Background and Purpose: As the thalamus underpins almost all aspects of behaviour, it is important to understand how the thalamus operates. Group II metabotropic glutamate (mGlu ₂/mGlu ₃) receptor activation reduces inhibition in thalamic nuclei originating from the surrounding thalamic reticular nucleus (TRN). Whilst an mGlu ₂ component to this effect has been reported, in this study, we demonstrate that it is likely, largely mediated via mGlu ₃. Experimental Approach: The somatosensory ventrobasal thalamus (VB) is an established model for probing fundamental principles of thalamic function. In vitro slices conserving VB–TRN circuitry from wild-type and mGlu ₃ knockout mouse brains were used to record IPSPs and mIPSCs. In vivo extracellular recordings were made from VB neurons in anaesthetised rats. A range of selective pharmacological agents were used to probe Group II mGlu receptor function (agonist, LY354740; antagonist, LY341495; mGlu ₂ positive allosteric modulator, LY487379 and mixed mGlu ₂ agonist/mGlu ₃ antagonist LY395756).
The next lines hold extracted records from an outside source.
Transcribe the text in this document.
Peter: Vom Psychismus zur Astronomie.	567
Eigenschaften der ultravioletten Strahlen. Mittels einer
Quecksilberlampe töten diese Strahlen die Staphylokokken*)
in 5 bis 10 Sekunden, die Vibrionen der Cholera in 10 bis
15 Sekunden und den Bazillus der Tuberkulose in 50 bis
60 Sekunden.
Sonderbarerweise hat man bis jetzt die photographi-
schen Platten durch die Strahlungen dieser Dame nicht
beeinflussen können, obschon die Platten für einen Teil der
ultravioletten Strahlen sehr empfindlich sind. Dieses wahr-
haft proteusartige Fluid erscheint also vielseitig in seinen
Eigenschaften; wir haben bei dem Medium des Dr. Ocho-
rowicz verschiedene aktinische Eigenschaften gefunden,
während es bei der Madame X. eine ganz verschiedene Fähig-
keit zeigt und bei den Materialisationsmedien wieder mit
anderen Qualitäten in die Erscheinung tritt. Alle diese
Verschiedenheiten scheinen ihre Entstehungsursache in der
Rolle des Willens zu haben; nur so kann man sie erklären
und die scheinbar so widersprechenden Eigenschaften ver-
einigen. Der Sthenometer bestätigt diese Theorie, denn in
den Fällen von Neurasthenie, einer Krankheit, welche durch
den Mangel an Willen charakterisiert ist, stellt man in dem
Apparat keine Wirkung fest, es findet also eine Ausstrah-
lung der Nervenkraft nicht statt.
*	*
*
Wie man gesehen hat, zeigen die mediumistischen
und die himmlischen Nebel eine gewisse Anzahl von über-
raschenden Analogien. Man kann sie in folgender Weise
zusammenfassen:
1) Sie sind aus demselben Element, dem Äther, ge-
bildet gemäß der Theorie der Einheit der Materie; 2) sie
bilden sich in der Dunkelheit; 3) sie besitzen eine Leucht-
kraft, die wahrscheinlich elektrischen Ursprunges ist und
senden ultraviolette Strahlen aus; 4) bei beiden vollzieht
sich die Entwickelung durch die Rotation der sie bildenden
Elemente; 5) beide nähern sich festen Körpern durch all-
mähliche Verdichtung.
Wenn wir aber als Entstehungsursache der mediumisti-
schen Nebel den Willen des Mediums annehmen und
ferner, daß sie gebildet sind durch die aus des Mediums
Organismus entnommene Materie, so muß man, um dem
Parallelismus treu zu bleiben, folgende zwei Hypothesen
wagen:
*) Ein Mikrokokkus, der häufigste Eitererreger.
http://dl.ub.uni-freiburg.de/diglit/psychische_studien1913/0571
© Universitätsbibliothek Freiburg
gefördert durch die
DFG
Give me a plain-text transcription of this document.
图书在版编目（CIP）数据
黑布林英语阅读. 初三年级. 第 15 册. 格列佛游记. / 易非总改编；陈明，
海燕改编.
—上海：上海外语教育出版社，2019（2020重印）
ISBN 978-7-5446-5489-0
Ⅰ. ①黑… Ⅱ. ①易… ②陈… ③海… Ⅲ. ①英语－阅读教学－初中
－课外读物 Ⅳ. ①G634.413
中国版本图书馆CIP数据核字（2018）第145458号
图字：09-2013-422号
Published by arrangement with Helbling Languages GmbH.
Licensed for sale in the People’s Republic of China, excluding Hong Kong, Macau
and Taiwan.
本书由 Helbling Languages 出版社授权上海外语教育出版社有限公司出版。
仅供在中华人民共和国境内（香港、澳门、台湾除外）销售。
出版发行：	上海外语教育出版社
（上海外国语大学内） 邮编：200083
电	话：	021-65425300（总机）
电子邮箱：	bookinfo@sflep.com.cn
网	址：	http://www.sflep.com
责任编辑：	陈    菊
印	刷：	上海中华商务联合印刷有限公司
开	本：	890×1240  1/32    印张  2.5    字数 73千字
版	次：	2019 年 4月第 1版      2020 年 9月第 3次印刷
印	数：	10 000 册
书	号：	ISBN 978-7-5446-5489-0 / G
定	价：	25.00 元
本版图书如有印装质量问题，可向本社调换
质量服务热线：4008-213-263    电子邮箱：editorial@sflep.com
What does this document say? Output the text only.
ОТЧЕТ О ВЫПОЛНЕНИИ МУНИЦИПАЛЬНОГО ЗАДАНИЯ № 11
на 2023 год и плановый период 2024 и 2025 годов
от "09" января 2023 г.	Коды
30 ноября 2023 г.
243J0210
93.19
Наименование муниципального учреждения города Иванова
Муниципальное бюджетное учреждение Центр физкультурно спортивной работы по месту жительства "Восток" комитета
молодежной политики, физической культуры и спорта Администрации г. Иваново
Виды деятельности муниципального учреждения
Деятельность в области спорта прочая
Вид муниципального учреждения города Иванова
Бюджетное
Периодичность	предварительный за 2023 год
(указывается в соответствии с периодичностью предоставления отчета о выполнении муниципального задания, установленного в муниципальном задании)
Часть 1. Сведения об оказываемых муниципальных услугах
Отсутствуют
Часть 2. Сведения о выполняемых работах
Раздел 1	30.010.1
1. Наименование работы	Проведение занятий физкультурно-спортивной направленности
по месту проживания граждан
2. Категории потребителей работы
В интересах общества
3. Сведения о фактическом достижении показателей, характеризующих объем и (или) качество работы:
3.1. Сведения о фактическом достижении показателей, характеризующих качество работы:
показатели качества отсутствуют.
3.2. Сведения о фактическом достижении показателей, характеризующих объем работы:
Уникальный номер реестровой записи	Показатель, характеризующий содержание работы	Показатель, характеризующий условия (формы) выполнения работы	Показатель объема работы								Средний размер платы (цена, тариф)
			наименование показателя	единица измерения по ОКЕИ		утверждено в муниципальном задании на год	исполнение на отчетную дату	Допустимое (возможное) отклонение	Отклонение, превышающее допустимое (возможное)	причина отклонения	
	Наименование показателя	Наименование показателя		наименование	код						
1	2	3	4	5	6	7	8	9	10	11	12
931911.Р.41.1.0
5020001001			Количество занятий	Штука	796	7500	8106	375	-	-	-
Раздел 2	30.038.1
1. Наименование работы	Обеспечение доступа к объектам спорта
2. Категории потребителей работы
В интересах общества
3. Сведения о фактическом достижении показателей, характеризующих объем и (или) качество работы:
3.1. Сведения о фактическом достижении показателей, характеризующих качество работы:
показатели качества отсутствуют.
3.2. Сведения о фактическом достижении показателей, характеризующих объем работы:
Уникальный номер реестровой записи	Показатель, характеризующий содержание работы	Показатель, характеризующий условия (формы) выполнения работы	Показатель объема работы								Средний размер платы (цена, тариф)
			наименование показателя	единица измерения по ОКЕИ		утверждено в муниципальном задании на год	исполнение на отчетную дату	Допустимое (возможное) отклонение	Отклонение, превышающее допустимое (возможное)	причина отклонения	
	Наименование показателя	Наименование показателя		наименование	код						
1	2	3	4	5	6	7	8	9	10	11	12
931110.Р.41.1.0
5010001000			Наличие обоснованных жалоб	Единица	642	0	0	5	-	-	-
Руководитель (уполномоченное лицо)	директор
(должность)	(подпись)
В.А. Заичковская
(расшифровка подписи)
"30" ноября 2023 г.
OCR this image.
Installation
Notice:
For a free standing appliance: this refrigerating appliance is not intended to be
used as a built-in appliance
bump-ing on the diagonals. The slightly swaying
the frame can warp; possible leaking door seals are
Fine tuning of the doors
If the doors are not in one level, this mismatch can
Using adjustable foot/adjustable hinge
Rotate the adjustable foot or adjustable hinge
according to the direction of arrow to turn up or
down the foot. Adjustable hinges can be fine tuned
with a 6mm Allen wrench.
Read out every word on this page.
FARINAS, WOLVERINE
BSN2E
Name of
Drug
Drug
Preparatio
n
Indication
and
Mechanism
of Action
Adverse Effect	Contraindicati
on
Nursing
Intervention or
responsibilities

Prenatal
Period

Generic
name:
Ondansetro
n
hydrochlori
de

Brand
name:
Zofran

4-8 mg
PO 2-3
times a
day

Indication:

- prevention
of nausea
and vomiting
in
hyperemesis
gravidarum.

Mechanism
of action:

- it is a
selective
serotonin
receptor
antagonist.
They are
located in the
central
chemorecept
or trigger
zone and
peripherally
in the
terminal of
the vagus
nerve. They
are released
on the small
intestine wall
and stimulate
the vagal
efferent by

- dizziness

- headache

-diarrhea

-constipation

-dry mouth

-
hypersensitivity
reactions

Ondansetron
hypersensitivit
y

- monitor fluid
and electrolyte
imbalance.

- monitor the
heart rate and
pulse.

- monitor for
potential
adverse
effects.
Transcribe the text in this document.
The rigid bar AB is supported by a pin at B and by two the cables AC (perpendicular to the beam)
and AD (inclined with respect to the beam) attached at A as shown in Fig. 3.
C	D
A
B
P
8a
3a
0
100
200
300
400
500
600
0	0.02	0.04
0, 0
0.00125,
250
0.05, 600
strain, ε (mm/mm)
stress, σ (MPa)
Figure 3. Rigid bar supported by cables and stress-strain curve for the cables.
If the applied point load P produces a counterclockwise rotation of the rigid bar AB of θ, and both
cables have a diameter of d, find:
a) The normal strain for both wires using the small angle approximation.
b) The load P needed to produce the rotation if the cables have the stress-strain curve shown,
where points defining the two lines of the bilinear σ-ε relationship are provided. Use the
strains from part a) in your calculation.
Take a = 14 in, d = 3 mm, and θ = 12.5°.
Key Results: The in vitro and in vivo data are complementary and suggest that mGlu ₃ receptor activation is largely responsible for potentiating responses to somatosensory stimulation by reducing inhibition from the TRN. Conclusions and Implications: mGlu ₃ receptor activation in the VB likely enables important somatosensory information to be discerned from background activity. These mGlu ₃ receptors are likely to be endogenously activated via ‘glutamate spillover’. In cognitive thalamic nuclei, this mechanism may be of importance in governing attentional processes. Positive allosteric modulation of endogenous mGlu ₃ receptor activation may therefore enhance cognitive function in pathophysiological disease states, such as schizophrenia, thus representing a highly specific therapeutic target.